A California court already sanctioned and fined Chevron for suing a former attorney for the Ecuadorians in an effort to chill his First Amendment right to criticize the company, in violation of the state's anti-SLAPP statute. Chevron and its outside law firm Gibson Dunn & Crutcher also have demonstrated a pattern of unethical and harassing conduct as found by courts in Ecuador and the U.S. See here and here.
Kevin Jon Heller, an Australian law professor and blogger whose email address was targeted by Chevron wrote that he felt "shock" and "anger" to learn of the subpoena. He described it as an effort to "intimidate" him into silence.
Several other individuals submitted written declarations with the EFF motion saying they feared for their personal safety based on Chevron's long history of engaging in corporate espionage against the lawyers for the Ecuadorians, including against their longtime U.S. counsel, Steven Donziger. Several members of the legal team in Ecuador have been subjected to anonymous death threats, leading to a protective action being ordered by the Organization of American States. One person who owns one of the email addresses targeted submitted a sworn declaration that said, "I already turned down a job offer to work on the Chevron litigation after seeing what Chevron had put others through who worked on the litigation and related activism."

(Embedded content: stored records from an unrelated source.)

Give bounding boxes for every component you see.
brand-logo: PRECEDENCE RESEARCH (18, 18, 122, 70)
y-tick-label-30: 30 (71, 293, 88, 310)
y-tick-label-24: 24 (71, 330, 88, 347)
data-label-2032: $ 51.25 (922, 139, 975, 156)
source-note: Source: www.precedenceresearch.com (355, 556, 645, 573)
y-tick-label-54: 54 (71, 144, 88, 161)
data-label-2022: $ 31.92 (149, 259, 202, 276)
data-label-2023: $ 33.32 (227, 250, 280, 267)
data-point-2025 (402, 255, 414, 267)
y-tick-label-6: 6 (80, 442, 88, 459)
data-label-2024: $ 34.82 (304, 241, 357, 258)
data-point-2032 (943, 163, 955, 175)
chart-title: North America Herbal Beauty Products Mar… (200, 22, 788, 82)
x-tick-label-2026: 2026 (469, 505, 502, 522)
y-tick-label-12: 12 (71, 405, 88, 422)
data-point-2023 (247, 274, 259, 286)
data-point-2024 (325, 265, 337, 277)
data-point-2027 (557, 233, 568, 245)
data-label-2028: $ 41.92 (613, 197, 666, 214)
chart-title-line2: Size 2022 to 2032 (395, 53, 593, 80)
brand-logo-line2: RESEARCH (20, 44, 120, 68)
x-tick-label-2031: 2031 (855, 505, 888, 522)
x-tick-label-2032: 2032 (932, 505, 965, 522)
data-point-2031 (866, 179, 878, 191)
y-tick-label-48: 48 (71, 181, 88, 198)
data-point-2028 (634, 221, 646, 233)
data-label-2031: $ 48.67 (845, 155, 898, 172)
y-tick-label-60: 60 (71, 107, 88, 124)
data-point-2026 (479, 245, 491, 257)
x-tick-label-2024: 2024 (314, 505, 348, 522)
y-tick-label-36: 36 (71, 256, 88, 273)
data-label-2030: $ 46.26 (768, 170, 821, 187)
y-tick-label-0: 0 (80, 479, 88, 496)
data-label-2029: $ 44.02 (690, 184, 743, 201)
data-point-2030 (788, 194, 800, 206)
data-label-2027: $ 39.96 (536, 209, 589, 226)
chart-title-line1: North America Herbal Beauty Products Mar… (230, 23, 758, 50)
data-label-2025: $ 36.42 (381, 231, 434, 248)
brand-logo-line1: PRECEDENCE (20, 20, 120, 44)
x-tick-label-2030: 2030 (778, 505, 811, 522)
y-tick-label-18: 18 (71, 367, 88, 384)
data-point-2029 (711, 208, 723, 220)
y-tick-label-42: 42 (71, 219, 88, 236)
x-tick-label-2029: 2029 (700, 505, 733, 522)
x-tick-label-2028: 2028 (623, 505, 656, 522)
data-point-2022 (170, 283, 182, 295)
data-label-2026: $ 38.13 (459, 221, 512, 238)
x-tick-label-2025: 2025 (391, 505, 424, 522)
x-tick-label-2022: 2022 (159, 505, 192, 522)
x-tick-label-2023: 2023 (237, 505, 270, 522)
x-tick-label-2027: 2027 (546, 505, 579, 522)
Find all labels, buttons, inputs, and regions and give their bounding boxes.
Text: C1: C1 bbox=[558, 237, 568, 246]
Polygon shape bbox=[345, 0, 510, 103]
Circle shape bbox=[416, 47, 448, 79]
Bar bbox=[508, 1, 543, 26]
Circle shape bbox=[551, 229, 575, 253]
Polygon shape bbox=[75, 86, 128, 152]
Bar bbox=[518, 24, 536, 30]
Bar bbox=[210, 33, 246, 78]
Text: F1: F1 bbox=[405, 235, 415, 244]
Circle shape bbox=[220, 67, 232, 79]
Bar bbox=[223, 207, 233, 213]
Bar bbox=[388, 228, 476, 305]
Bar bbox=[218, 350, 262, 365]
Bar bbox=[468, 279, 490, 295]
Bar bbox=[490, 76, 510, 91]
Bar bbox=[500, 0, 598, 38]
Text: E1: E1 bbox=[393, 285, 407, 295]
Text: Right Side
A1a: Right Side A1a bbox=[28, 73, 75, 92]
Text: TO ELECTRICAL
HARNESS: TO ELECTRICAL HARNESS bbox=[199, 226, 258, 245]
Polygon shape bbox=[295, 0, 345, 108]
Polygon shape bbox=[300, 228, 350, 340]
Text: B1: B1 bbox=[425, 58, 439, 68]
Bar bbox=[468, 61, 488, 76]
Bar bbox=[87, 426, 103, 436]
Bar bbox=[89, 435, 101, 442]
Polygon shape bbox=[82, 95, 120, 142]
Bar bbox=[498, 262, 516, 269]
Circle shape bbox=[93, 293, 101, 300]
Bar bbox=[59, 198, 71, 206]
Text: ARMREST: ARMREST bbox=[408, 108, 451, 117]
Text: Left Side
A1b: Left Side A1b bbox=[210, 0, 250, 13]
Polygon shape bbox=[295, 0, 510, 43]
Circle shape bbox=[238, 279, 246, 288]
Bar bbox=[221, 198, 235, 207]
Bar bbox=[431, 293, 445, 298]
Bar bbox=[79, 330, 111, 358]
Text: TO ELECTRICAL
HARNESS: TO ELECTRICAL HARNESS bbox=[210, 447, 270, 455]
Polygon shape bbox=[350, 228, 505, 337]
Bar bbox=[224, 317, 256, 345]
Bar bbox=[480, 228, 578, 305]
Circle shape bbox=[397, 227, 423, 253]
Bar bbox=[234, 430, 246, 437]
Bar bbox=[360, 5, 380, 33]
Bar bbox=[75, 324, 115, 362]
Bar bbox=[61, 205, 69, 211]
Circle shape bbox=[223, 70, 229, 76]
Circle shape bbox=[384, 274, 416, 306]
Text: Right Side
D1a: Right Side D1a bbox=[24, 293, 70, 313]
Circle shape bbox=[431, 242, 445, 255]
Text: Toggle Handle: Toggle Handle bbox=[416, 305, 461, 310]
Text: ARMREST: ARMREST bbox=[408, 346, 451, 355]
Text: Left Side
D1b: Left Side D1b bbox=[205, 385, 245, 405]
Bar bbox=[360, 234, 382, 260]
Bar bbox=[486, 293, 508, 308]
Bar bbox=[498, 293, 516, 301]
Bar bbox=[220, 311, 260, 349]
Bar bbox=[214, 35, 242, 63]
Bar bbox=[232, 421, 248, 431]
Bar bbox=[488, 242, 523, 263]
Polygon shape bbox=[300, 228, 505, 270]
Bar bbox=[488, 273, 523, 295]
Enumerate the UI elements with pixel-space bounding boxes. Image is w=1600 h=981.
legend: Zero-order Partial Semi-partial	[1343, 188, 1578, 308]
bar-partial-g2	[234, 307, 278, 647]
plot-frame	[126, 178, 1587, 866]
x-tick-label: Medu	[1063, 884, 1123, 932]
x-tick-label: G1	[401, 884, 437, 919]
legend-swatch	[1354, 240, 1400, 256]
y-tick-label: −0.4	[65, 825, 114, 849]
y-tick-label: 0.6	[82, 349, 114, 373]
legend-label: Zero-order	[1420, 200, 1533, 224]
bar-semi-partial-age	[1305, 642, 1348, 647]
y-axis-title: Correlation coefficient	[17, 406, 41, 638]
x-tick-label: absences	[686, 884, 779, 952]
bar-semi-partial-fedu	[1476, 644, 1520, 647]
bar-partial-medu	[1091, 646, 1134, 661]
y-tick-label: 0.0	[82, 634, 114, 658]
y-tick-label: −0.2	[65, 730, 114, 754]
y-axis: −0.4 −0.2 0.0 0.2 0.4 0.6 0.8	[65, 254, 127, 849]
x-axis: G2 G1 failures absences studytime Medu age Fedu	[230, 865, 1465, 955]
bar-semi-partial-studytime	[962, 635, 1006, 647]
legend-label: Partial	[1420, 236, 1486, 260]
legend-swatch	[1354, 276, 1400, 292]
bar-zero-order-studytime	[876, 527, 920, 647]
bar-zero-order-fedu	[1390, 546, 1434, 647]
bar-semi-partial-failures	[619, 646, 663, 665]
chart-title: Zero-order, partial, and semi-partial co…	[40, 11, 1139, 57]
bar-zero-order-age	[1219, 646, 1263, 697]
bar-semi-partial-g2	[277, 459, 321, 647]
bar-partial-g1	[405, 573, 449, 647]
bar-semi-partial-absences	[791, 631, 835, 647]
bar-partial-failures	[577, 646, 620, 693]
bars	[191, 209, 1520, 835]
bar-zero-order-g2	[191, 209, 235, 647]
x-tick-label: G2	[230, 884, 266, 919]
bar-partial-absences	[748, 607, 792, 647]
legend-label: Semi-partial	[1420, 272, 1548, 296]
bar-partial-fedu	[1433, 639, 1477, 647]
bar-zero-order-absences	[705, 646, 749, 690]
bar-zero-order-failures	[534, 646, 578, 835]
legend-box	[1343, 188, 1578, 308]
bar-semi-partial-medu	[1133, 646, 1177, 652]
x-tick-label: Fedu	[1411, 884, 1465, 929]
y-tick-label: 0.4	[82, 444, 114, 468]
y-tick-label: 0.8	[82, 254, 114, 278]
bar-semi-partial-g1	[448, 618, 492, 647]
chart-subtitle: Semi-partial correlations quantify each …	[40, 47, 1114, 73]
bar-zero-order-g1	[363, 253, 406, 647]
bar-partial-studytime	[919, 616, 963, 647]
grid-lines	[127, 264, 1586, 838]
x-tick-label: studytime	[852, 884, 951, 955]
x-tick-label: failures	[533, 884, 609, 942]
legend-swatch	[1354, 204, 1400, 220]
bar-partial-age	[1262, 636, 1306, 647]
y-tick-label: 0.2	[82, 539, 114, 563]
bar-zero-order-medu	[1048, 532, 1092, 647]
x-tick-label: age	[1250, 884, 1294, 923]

Another account holder, an environmental advocate who works with the affected indigenous communities in Ecuador, wrote: "I am particularly concerned about my personal safety and that of my family. I am based in Ecuador, which has a poor human rights record, and a long history of threats, intimidation, robberies and abuses against the affected communities and those that support them.
"I fear that Chevron would use this information and of my whereabouts to harass or intimidate me, or even pass it along to third parties that operate in the region that could do the same or worse," the declarant testified.
EFF argued in its brief that the real purpose of the Chevron subpoenas "is to harass and intimidate the activists, interns, young lawyers, volunteers, and journalists, both in the United States and around the world, who have shown some sympathy for or supported the Ecuadoran plaintiffs who have sought judicial recourse against Chevron."
Chevron has suffered a series of devastating courtroom setbacks in the case over the last two years. Not only has the company lost the biggest environmental case in history, but the U.S. Supreme Court recently denied its attempt to seek an injunction blocking seizure actions targeting billions of dollars in company assets.
Chevron also has been accused of extensive corruption in Ecuador, including trying to intimidate judges and bribe government officials to quash the case. Donziger himself has sued Chevron in New York, claiming the company used illegal tactics to intimidate him and his clients into abandoning the case.